Based on their new data, the OSUCCC – James research team recommends genetic counseling and a broad, multi-gene panel test of cancer susceptibility genes for all early-onset colorectal cancer patients, regardless of family history or the results of tumor screening for LS.
This differs from current professional guidelines, which recommend all colorectal cancer patients be screened for LS, with referral for genetic counseling and LS-specific genetic testing if the tumor screening test is abnormal.
“We expected to find a high rate of Lynch syndrome among early-onset colon cancer patients,” says Rachel Pearlman, MS, LGC, first author of the paper and statewide study coordinator. “What was surprising were some of the other gene mutations found, including mutations in genes traditionally linked to breast cancer risk, even in patients whose family history was not suggestive of those mutations.
“Until multi-gene panel testing, we typically would not have tested patients with colorectal cancer for mutations in those genes unless they met criteria based on their family history.
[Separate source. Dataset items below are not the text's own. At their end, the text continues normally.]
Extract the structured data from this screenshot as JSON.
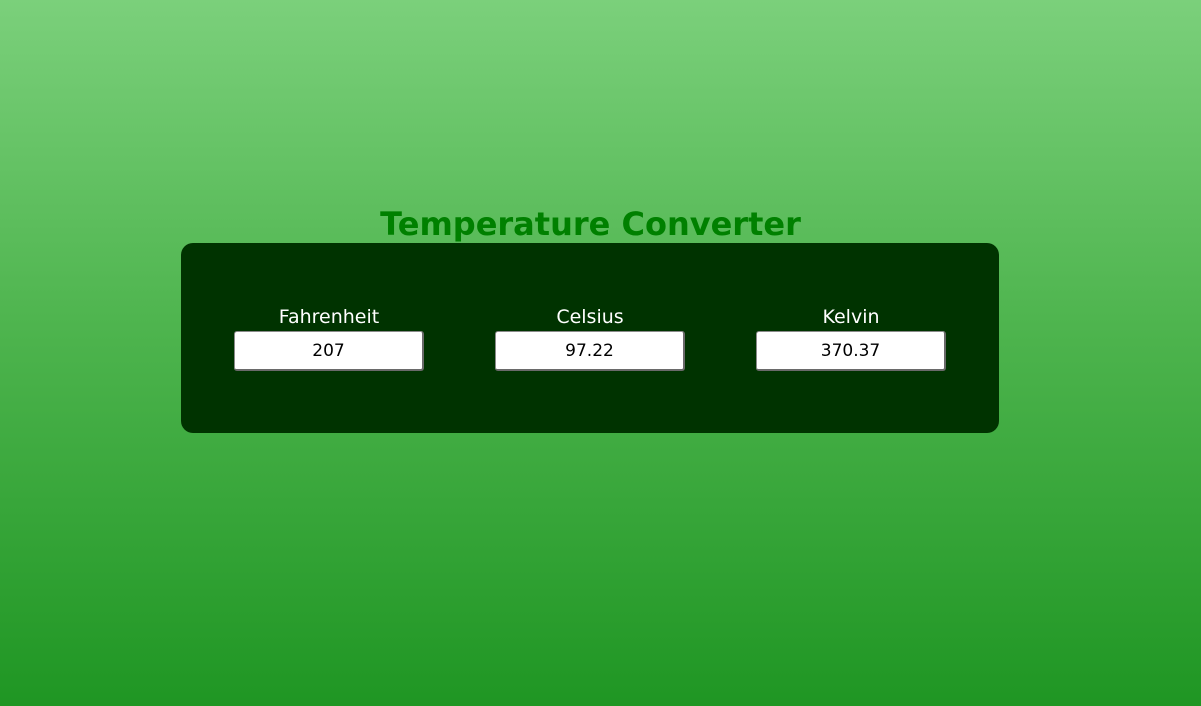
{
  "header": {
    "title": "Temperature Converter"
  },
  "converter": {
    "fahrenheit": {
      "label": "Fahrenheit",
      "value": "207"
    },
    "celsius": {
      "label": "Celsius",
      "value": "97.22"
    },
    "kelvin": {
      "label": "Kelvin",
      "value": "370.37"
    }
  },
  "colors": {
    "title": "#008000",
    "panel_background": "#003300",
    "label_text": "#ffffff",
    "background_top": "#7bd07b",
    "background_bottom": "#1f9623"
  }
}
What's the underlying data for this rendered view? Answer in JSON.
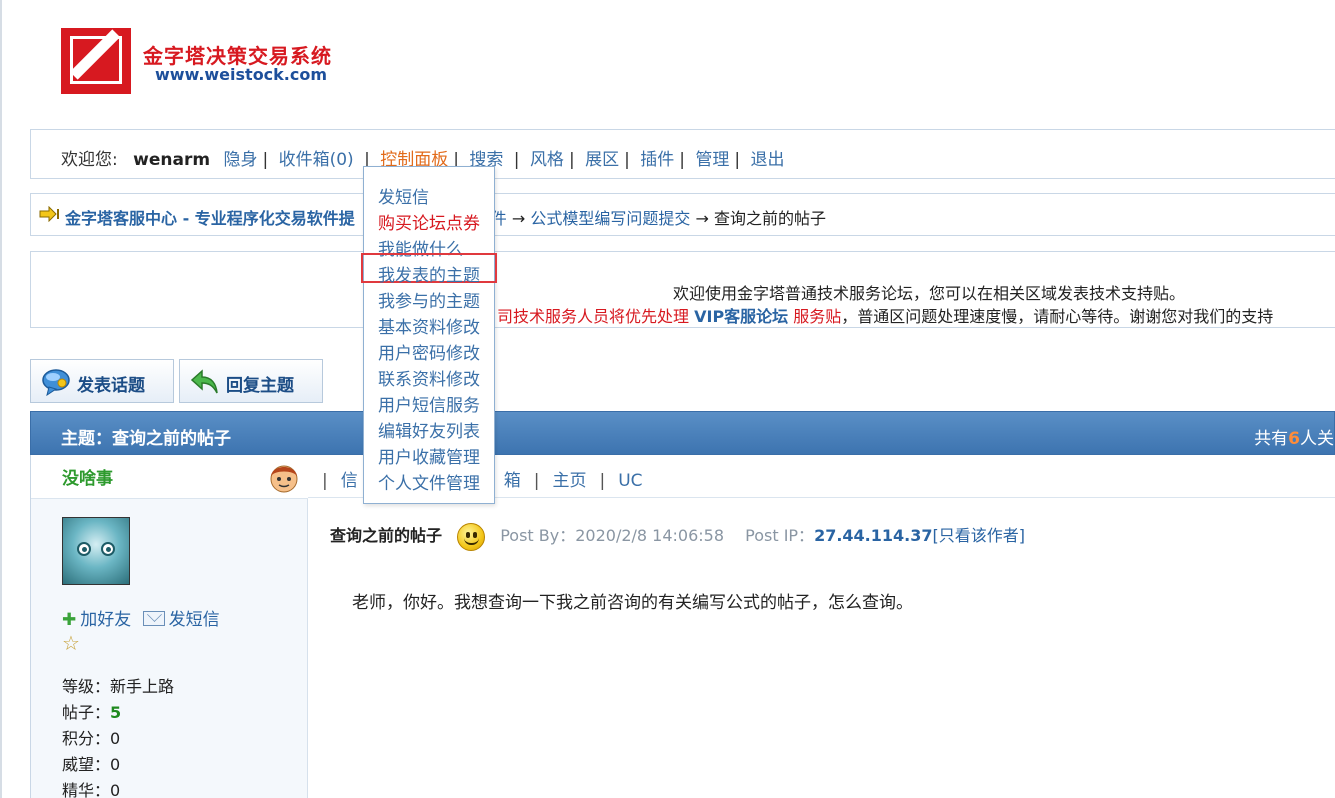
{
  "logo": {
    "title": "金字塔决策交易系统",
    "url": "www.weistock.com"
  },
  "nav": {
    "welcome": "欢迎您:",
    "username": "wenarm",
    "links": [
      "隐身",
      "收件箱(0)",
      "控制面板",
      "搜索",
      "风格",
      "展区",
      "插件",
      "管理",
      "退出"
    ],
    "active": "控制面板"
  },
  "breadcrumb": {
    "home": "金字塔客服中心 - 专业程序化交易软件提",
    "l1": "软件",
    "l2": "公式模型编写问题提交",
    "current": "查询之前的帖子"
  },
  "notice": {
    "line1": "欢迎使用金字塔普通技术服务论坛，您可以在相关区域发表技术支持贴。",
    "line2_red": "司技术服务人员将优先处理",
    "line2_vip": "VIP客服论坛",
    "line2_red2": "服务贴",
    "line2_rest": "，普通区问题处理速度慢，请耐心等待。谢谢您对我们的支持"
  },
  "buttons": {
    "new_topic": "发表话题",
    "reply": "回复主题"
  },
  "thread": {
    "title": "主题：查询之前的帖子",
    "stat_prefix": "共有",
    "stat_num": "6",
    "stat_suffix": "人关"
  },
  "author": {
    "name": "没啥事",
    "add_friend": "加好友",
    "send_msg": "发短信",
    "level_label": "等级：",
    "level": "新手上路",
    "posts_label": "帖子：",
    "posts": "5",
    "points_label": "积分：",
    "points": "0",
    "prestige_label": "威望：",
    "prestige": "0",
    "essence_label": "精华：",
    "essence": "0"
  },
  "post_links": {
    "l1": "信",
    "l2": "箱",
    "l3": "主页",
    "l4": "UC"
  },
  "post": {
    "title": "查询之前的帖子",
    "by_label": "Post By：",
    "by_date": "2020/2/8 14:06:58",
    "ip_label": "Post IP：",
    "ip": "27.44.114.37",
    "only_author": "[只看该作者]",
    "body": "老师，你好。我想查询一下我之前咨询的有关编写公式的帖子，怎么查询。"
  },
  "dropdown": {
    "items": [
      "发短信",
      "购买论坛点券",
      "我能做什么",
      "我发表的主题",
      "我参与的主题",
      "基本资料修改",
      "用户密码修改",
      "联系资料修改",
      "用户短信服务",
      "编辑好友列表",
      "用户收藏管理",
      "个人文件管理"
    ],
    "highlighted": "我发表的主题"
  }
}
“We know that the spectrum of mutations in early-onset colorectal cancer is much broader than we originally thought—both in the number of different gene mutations causing this disease and the rates at which they occur,” Pearlman says. “We believe this data offers additional support for complete genetic testing for all early-onset colorectal patients. This information can save lives by identifying at-risk family members who can then benefit from intensive cancer surveillance and prevention options.”